While current personal recording equipment is entirely digital, those who came of age prior to the 90s recorded home movies to analog VHS tape. Vacations, the baby’s first days at home, his or her first steps, recitals, school plays, the puppy and baseball games are all sitting on a medium that degrades with every playback and over time. Let’s face it: it’s time to convert VHS to digital files to preserve your memories safely. You’ll also be able to dump that box of bulky tapes and get rid of the antiquated VHS deck that does little more take up space!
But before we toss the VHS deck to the nearest electronics recycling center, we’ll need to use it one last time. There are three basic steps to convert VHS to digital:
Step one requires connecting the tape deck to the computer through a common interface. The most advanced video-out port on a VHS tape deck is the S-Video port. If the deck does not have S-Video out, it will have composite video out. Since neither video port carries audio, the deck will also have (2) RCA audio-out ports for a stereo signal.

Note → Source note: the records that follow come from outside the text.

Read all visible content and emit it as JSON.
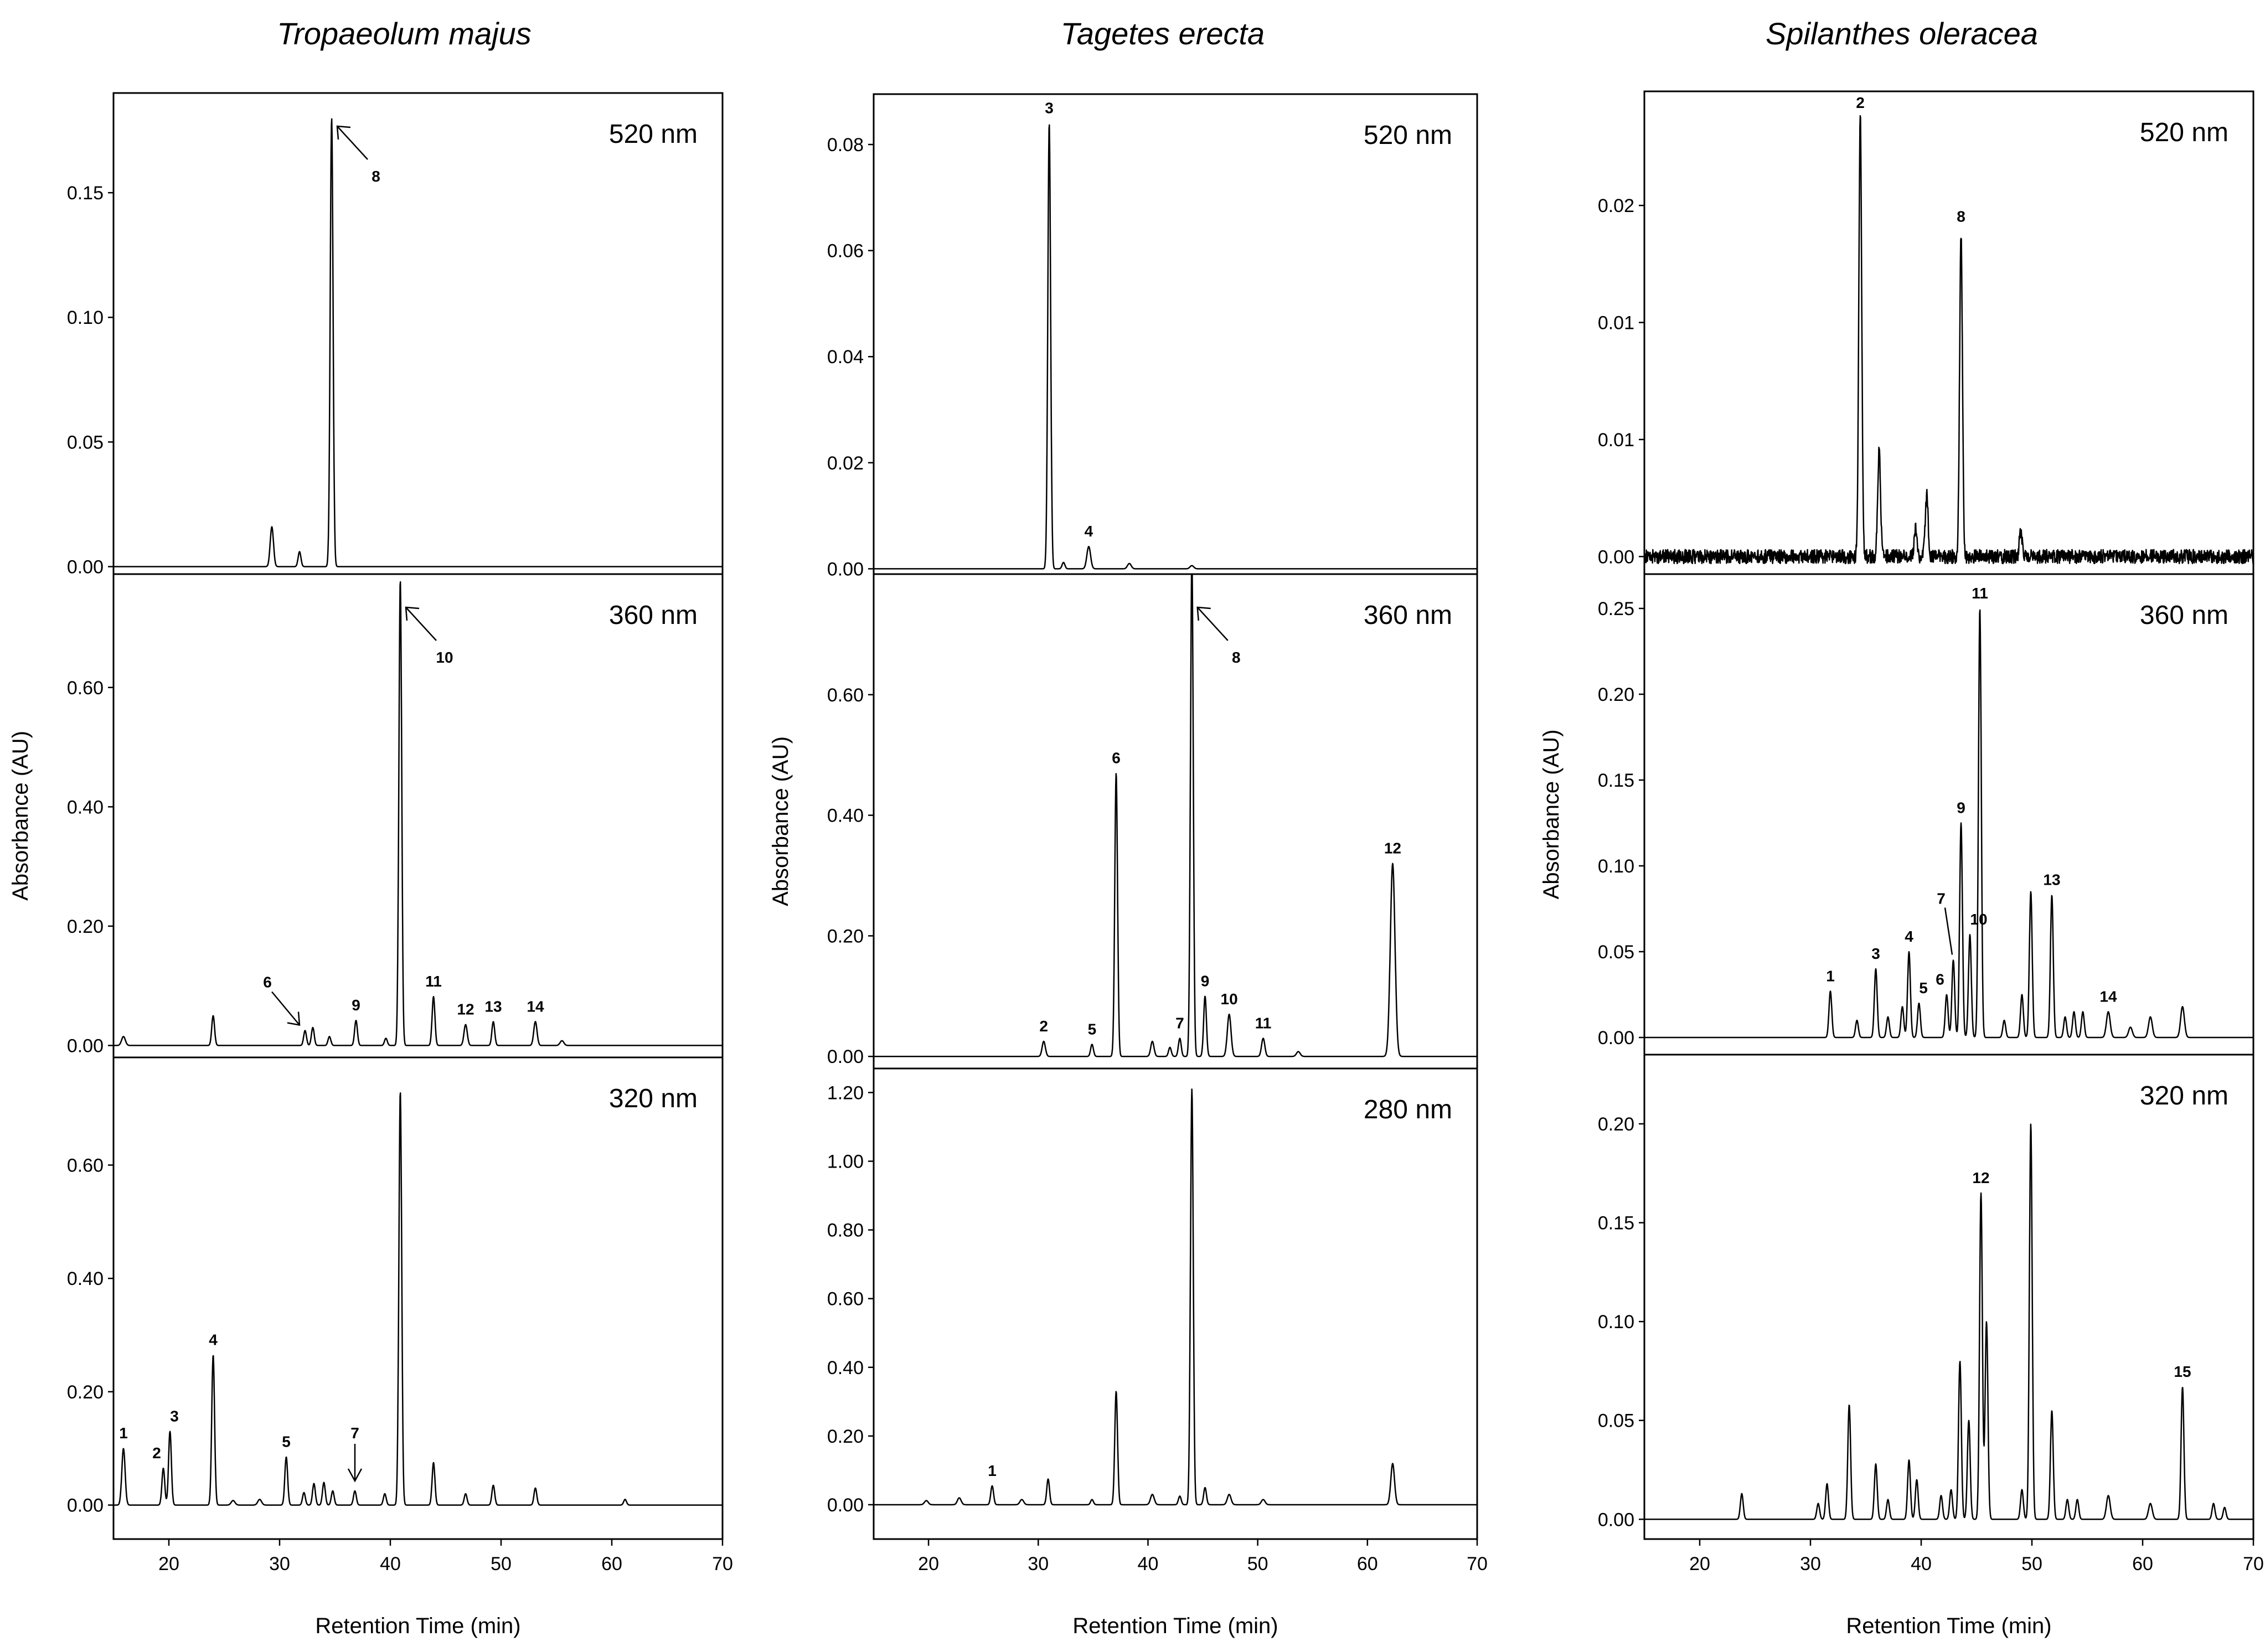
{
  "species": [
    "Tropaeolum majus",
    "Tagetes erecta",
    "Spilanthes oleracea"
  ],
  "shared": {
    "x_axis_label": "Retention Time (min)",
    "y_axis_label": "Absorbance (AU)",
    "x_ticks": [
      20,
      30,
      40,
      50,
      60,
      70
    ],
    "x_range": [
      15,
      70
    ]
  },
  "chart_data": [
    {
      "type": "line",
      "column": "Tropaeolum majus",
      "wavelength": "520 nm",
      "y_ticks": [
        "0.00",
        "0.05",
        "0.10",
        "0.15"
      ],
      "y_range": [
        -0.003,
        0.19
      ],
      "peaks": [
        {
          "rt": 29.3,
          "height": 0.016,
          "width": 0.35
        },
        {
          "rt": 31.8,
          "height": 0.006,
          "width": 0.3
        },
        {
          "rt": 34.7,
          "height": 0.18,
          "width": 0.3,
          "label": "8",
          "arrow": true
        }
      ]
    },
    {
      "type": "line",
      "column": "Tropaeolum majus",
      "wavelength": "360 nm",
      "y_ticks": [
        "0.00",
        "0.20",
        "0.40",
        "0.60"
      ],
      "y_range": [
        -0.02,
        0.79
      ],
      "peaks": [
        {
          "rt": 15.9,
          "height": 0.015,
          "width": 0.4
        },
        {
          "rt": 24.0,
          "height": 0.05,
          "width": 0.3
        },
        {
          "rt": 32.3,
          "height": 0.025,
          "width": 0.3,
          "label": "6",
          "arrow": true
        },
        {
          "rt": 33.0,
          "height": 0.03,
          "width": 0.3
        },
        {
          "rt": 34.5,
          "height": 0.015,
          "width": 0.3
        },
        {
          "rt": 36.9,
          "height": 0.042,
          "width": 0.3,
          "label": "9"
        },
        {
          "rt": 39.6,
          "height": 0.012,
          "width": 0.3
        },
        {
          "rt": 40.9,
          "height": 0.78,
          "width": 0.3,
          "label": "10",
          "arrow": true
        },
        {
          "rt": 43.9,
          "height": 0.082,
          "width": 0.3,
          "label": "11"
        },
        {
          "rt": 46.8,
          "height": 0.035,
          "width": 0.35,
          "label": "12"
        },
        {
          "rt": 49.3,
          "height": 0.04,
          "width": 0.3,
          "label": "13"
        },
        {
          "rt": 53.1,
          "height": 0.04,
          "width": 0.35,
          "label": "14"
        },
        {
          "rt": 55.5,
          "height": 0.008,
          "width": 0.4
        }
      ]
    },
    {
      "type": "line",
      "column": "Tropaeolum majus",
      "wavelength": "320 nm",
      "y_ticks": [
        "0.00",
        "0.20",
        "0.40",
        "0.60"
      ],
      "y_range": [
        -0.06,
        0.79
      ],
      "peaks": [
        {
          "rt": 15.9,
          "height": 0.1,
          "width": 0.35,
          "label": "1"
        },
        {
          "rt": 19.5,
          "height": 0.065,
          "width": 0.3,
          "label": "2"
        },
        {
          "rt": 20.1,
          "height": 0.13,
          "width": 0.3,
          "label": "3"
        },
        {
          "rt": 24.0,
          "height": 0.265,
          "width": 0.3,
          "label": "4"
        },
        {
          "rt": 25.8,
          "height": 0.008,
          "width": 0.4
        },
        {
          "rt": 28.2,
          "height": 0.01,
          "width": 0.4
        },
        {
          "rt": 30.6,
          "height": 0.085,
          "width": 0.3,
          "label": "5"
        },
        {
          "rt": 32.2,
          "height": 0.022,
          "width": 0.3
        },
        {
          "rt": 33.1,
          "height": 0.038,
          "width": 0.3
        },
        {
          "rt": 34.0,
          "height": 0.04,
          "width": 0.3
        },
        {
          "rt": 34.8,
          "height": 0.025,
          "width": 0.3
        },
        {
          "rt": 36.8,
          "height": 0.025,
          "width": 0.3,
          "label": "7",
          "arrow": true
        },
        {
          "rt": 39.5,
          "height": 0.02,
          "width": 0.3
        },
        {
          "rt": 40.9,
          "height": 0.73,
          "width": 0.3
        },
        {
          "rt": 43.9,
          "height": 0.075,
          "width": 0.3
        },
        {
          "rt": 46.8,
          "height": 0.02,
          "width": 0.3
        },
        {
          "rt": 49.3,
          "height": 0.035,
          "width": 0.3
        },
        {
          "rt": 53.1,
          "height": 0.03,
          "width": 0.3
        },
        {
          "rt": 61.2,
          "height": 0.01,
          "width": 0.3
        }
      ]
    },
    {
      "type": "line",
      "column": "Tagetes erecta",
      "wavelength": "520 nm",
      "y_ticks": [
        "0.00",
        "0.02",
        "0.04",
        "0.06",
        "0.08"
      ],
      "y_range": [
        -0.001,
        0.0895
      ],
      "peaks": [
        {
          "rt": 31.0,
          "height": 0.084,
          "width": 0.3,
          "label": "3"
        },
        {
          "rt": 32.3,
          "height": 0.0012,
          "width": 0.3
        },
        {
          "rt": 34.6,
          "height": 0.0042,
          "width": 0.4,
          "label": "4"
        },
        {
          "rt": 38.3,
          "height": 0.001,
          "width": 0.4
        },
        {
          "rt": 44.0,
          "height": 0.0006,
          "width": 0.4
        }
      ]
    },
    {
      "type": "line",
      "column": "Tagetes erecta",
      "wavelength": "360 nm",
      "y_ticks": [
        "0.00",
        "0.20",
        "0.40",
        "0.60"
      ],
      "y_range": [
        -0.02,
        0.8
      ],
      "peaks": [
        {
          "rt": 30.5,
          "height": 0.025,
          "width": 0.35,
          "label": "2"
        },
        {
          "rt": 34.9,
          "height": 0.02,
          "width": 0.3,
          "label": "5"
        },
        {
          "rt": 37.1,
          "height": 0.47,
          "width": 0.3,
          "label": "6"
        },
        {
          "rt": 40.4,
          "height": 0.025,
          "width": 0.35
        },
        {
          "rt": 42.0,
          "height": 0.015,
          "width": 0.3
        },
        {
          "rt": 42.9,
          "height": 0.03,
          "width": 0.3,
          "label": "7"
        },
        {
          "rt": 44.0,
          "height": 0.83,
          "width": 0.3,
          "label": "8",
          "arrow": true
        },
        {
          "rt": 45.2,
          "height": 0.1,
          "width": 0.3,
          "label": "9"
        },
        {
          "rt": 47.4,
          "height": 0.07,
          "width": 0.4,
          "label": "10"
        },
        {
          "rt": 50.5,
          "height": 0.03,
          "width": 0.35,
          "label": "11"
        },
        {
          "rt": 53.7,
          "height": 0.008,
          "width": 0.4
        },
        {
          "rt": 62.3,
          "height": 0.32,
          "width": 0.5,
          "label": "12"
        }
      ]
    },
    {
      "type": "line",
      "column": "Tagetes erecta",
      "wavelength": "280 nm",
      "y_ticks": [
        "0.00",
        "0.20",
        "0.40",
        "0.60",
        "0.80",
        "1.00",
        "1.20"
      ],
      "y_range": [
        -0.1,
        1.27
      ],
      "peaks": [
        {
          "rt": 19.8,
          "height": 0.012,
          "width": 0.4
        },
        {
          "rt": 22.8,
          "height": 0.02,
          "width": 0.4
        },
        {
          "rt": 25.8,
          "height": 0.055,
          "width": 0.3,
          "label": "1"
        },
        {
          "rt": 28.5,
          "height": 0.015,
          "width": 0.4
        },
        {
          "rt": 30.9,
          "height": 0.075,
          "width": 0.3
        },
        {
          "rt": 34.9,
          "height": 0.015,
          "width": 0.3
        },
        {
          "rt": 37.1,
          "height": 0.33,
          "width": 0.3
        },
        {
          "rt": 40.4,
          "height": 0.03,
          "width": 0.4
        },
        {
          "rt": 42.9,
          "height": 0.025,
          "width": 0.3
        },
        {
          "rt": 44.0,
          "height": 1.21,
          "width": 0.3
        },
        {
          "rt": 45.2,
          "height": 0.05,
          "width": 0.3
        },
        {
          "rt": 47.4,
          "height": 0.03,
          "width": 0.4
        },
        {
          "rt": 50.5,
          "height": 0.015,
          "width": 0.4
        },
        {
          "rt": 62.3,
          "height": 0.12,
          "width": 0.4
        }
      ]
    },
    {
      "type": "line",
      "column": "Spilanthes oleracea",
      "wavelength": "520 nm",
      "y_ticks": [
        "0.00",
        "0.01",
        "0.01",
        "0.02"
      ],
      "y_range": [
        -0.001,
        0.0265
      ],
      "noise": 0.0004,
      "peaks": [
        {
          "rt": 34.5,
          "height": 0.0252,
          "width": 0.3,
          "label": "2"
        },
        {
          "rt": 36.2,
          "height": 0.006,
          "width": 0.3
        },
        {
          "rt": 39.5,
          "height": 0.0015,
          "width": 0.3
        },
        {
          "rt": 40.5,
          "height": 0.0035,
          "width": 0.3
        },
        {
          "rt": 43.6,
          "height": 0.0185,
          "width": 0.3,
          "label": "8"
        },
        {
          "rt": 49.0,
          "height": 0.0015,
          "width": 0.3
        }
      ]
    },
    {
      "type": "line",
      "column": "Spilanthes oleracea",
      "wavelength": "360 nm",
      "y_ticks": [
        "0.00",
        "0.05",
        "0.10",
        "0.15",
        "0.20",
        "0.25"
      ],
      "y_range": [
        -0.01,
        0.27
      ],
      "peaks": [
        {
          "rt": 31.8,
          "height": 0.027,
          "width": 0.3,
          "label": "1"
        },
        {
          "rt": 34.2,
          "height": 0.01,
          "width": 0.3
        },
        {
          "rt": 35.9,
          "height": 0.04,
          "width": 0.3,
          "label": "3"
        },
        {
          "rt": 37.0,
          "height": 0.012,
          "width": 0.3
        },
        {
          "rt": 38.3,
          "height": 0.018,
          "width": 0.3
        },
        {
          "rt": 38.9,
          "height": 0.05,
          "width": 0.3,
          "label": "4"
        },
        {
          "rt": 39.8,
          "height": 0.02,
          "width": 0.3,
          "label": "5"
        },
        {
          "rt": 42.3,
          "height": 0.025,
          "width": 0.3,
          "label": "6"
        },
        {
          "rt": 42.9,
          "height": 0.045,
          "width": 0.3,
          "label": "7",
          "arrow": true
        },
        {
          "rt": 43.6,
          "height": 0.125,
          "width": 0.3,
          "label": "9"
        },
        {
          "rt": 44.4,
          "height": 0.06,
          "width": 0.3,
          "label": "10"
        },
        {
          "rt": 45.3,
          "height": 0.25,
          "width": 0.3,
          "label": "11"
        },
        {
          "rt": 47.5,
          "height": 0.01,
          "width": 0.3
        },
        {
          "rt": 49.1,
          "height": 0.025,
          "width": 0.3
        },
        {
          "rt": 49.9,
          "height": 0.085,
          "width": 0.3
        },
        {
          "rt": 51.8,
          "height": 0.083,
          "width": 0.3,
          "label": "13"
        },
        {
          "rt": 53.0,
          "height": 0.012,
          "width": 0.3
        },
        {
          "rt": 53.8,
          "height": 0.015,
          "width": 0.3
        },
        {
          "rt": 54.6,
          "height": 0.015,
          "width": 0.3
        },
        {
          "rt": 56.9,
          "height": 0.015,
          "width": 0.4,
          "label": "14"
        },
        {
          "rt": 58.9,
          "height": 0.006,
          "width": 0.4
        },
        {
          "rt": 60.7,
          "height": 0.012,
          "width": 0.4
        },
        {
          "rt": 63.6,
          "height": 0.018,
          "width": 0.4
        }
      ]
    },
    {
      "type": "line",
      "column": "Spilanthes oleracea",
      "wavelength": "320 nm",
      "y_ticks": [
        "0.00",
        "0.05",
        "0.10",
        "0.15",
        "0.20"
      ],
      "y_range": [
        -0.01,
        0.235
      ],
      "peaks": [
        {
          "rt": 23.8,
          "height": 0.013,
          "width": 0.3
        },
        {
          "rt": 30.7,
          "height": 0.008,
          "width": 0.3
        },
        {
          "rt": 31.5,
          "height": 0.018,
          "width": 0.3
        },
        {
          "rt": 33.5,
          "height": 0.058,
          "width": 0.3
        },
        {
          "rt": 35.9,
          "height": 0.028,
          "width": 0.3
        },
        {
          "rt": 37.0,
          "height": 0.01,
          "width": 0.3
        },
        {
          "rt": 38.9,
          "height": 0.03,
          "width": 0.3
        },
        {
          "rt": 39.6,
          "height": 0.02,
          "width": 0.3
        },
        {
          "rt": 41.8,
          "height": 0.012,
          "width": 0.3
        },
        {
          "rt": 42.7,
          "height": 0.015,
          "width": 0.3
        },
        {
          "rt": 43.5,
          "height": 0.08,
          "width": 0.3
        },
        {
          "rt": 44.3,
          "height": 0.05,
          "width": 0.3
        },
        {
          "rt": 45.4,
          "height": 0.165,
          "width": 0.3,
          "label": "12"
        },
        {
          "rt": 45.9,
          "height": 0.1,
          "width": 0.3
        },
        {
          "rt": 49.1,
          "height": 0.015,
          "width": 0.3
        },
        {
          "rt": 49.9,
          "height": 0.2,
          "width": 0.3
        },
        {
          "rt": 51.8,
          "height": 0.055,
          "width": 0.3
        },
        {
          "rt": 53.2,
          "height": 0.01,
          "width": 0.3
        },
        {
          "rt": 54.1,
          "height": 0.01,
          "width": 0.3
        },
        {
          "rt": 56.9,
          "height": 0.012,
          "width": 0.4
        },
        {
          "rt": 60.7,
          "height": 0.008,
          "width": 0.4
        },
        {
          "rt": 63.6,
          "height": 0.067,
          "width": 0.3,
          "label": "15"
        },
        {
          "rt": 66.4,
          "height": 0.008,
          "width": 0.3
        },
        {
          "rt": 67.4,
          "height": 0.006,
          "width": 0.3
        }
      ]
    }
  ]
}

Most desktop video capture cards include an S-Video-in port for accepting streaming media, along with a 3.5mm stereo Line-In port. An S-Video cable can be run from the tape deck to the capture card. The capture card should also have composite-in, if S-Video is unavailable on the deck. An RCA audio cable can be purchased that has left/right connectors on one end, and a 3.5mm male stereo connector on the other, to connect the audio. Software that came with the card will allow you to capture the streaming video to the hard disk.

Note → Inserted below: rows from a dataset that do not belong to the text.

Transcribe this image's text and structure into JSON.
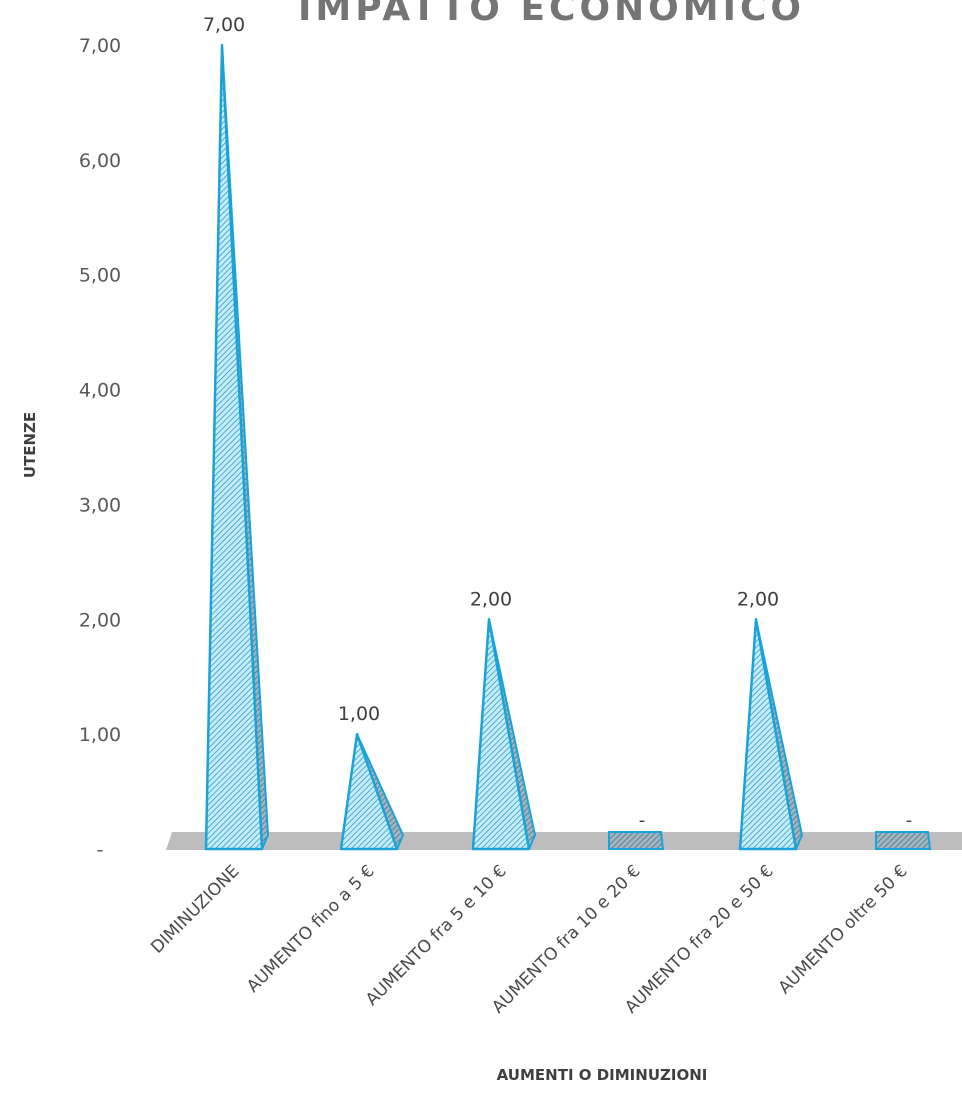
{
  "chart_data": {
    "type": "bar",
    "title": "IMPATTO ECONOMICO",
    "xlabel": "AUMENTI O DIMINUZIONI",
    "ylabel": "UTENZE",
    "categories": [
      "DIMINUZIONE",
      "AUMENTO fino a 5 €",
      "AUMENTO fra 5 e 10 €",
      "AUMENTO fra 10 e 20 €",
      "AUMENTO fra 20 e 50 €",
      "AUMENTO oltre 50 €"
    ],
    "values": [
      7,
      1,
      2,
      0,
      2,
      0
    ],
    "data_labels": [
      "7,00",
      "1,00",
      "2,00",
      "-",
      "2,00",
      "-"
    ],
    "ylim": [
      0,
      7
    ],
    "y_ticks": [
      0,
      1,
      2,
      3,
      4,
      5,
      6,
      7
    ],
    "y_tick_labels": [
      "-",
      "1,00",
      "2,00",
      "3,00",
      "4,00",
      "5,00",
      "6,00",
      "7,00"
    ],
    "grid": false,
    "legend": "none",
    "colors": {
      "mark_stroke": "#1aa3d9",
      "mark_fill": "#bfeaf7",
      "hatch": "#1a93c8",
      "floor": "#bdbdbd",
      "tick_text": "#595959",
      "title": "#757575"
    }
  }
}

For those without a video capture card there are several products that can be purchased to interface the deck with the computer. Perhaps the easiest way to convert VHS to digital in this case is to buy an A/V-to-USB adapter cable. This cable features a USB connector on one end, and at the other end, an S-Video connector, a composite video connector, and two RCA audio connectors. Since most converter cables of this type are short tails, you will also need a USB extension cable to use with it. Software comes with these cables, but you might prefer using a different program. Several video capture programs are available, and might also be included by default on your computer.
In the streaming process, choose a standard NTSC capture rate of 29.97 frames per second, and a resolution that is at least as great as the original resolution. Note that this process requires a considerable amount of space on the hard drive. While VCD quality will consume about 700Megabytes (MB) per hour of tape, the best DVD quality consumes about 5 Gigabytes (GB) per hour. Mentally double the needed capacity to account for the editing process, which comes next. If short on space, consider converting one tape at a time.
Step two allows you to edit and organize the files you have created before burning them to disc. Various editing software is available from third parties, but most DVD decks come with editing software that should already be present on your computer. You can create titles for your home movies and combine similar content by placing several digital files in one project, using menu creation to easily access individual movies.
Step three is the final process: burning the digital files to disc. To maximize universal playback ability use write-once media verses rewriteable, though the latter is great for burning projects on a trial basis to see how they will turn out. If you create an .iso image of the files, you can re-burn the image at any time to a new CD or DVD disc. This will save time in the long run, though storing .iso images does consume hard disk space. Burning software typically comes with every computer, and is also available online.
There is no better time to convert VHS to digital and start enjoying those home movies in a more convenient format that will preserve your cherished moments far better than analog tapes. Move your memories into the 21st century, clean out that tape storage area, recycle that old VHS deck, and say goodbye to the hassle of VHS forever.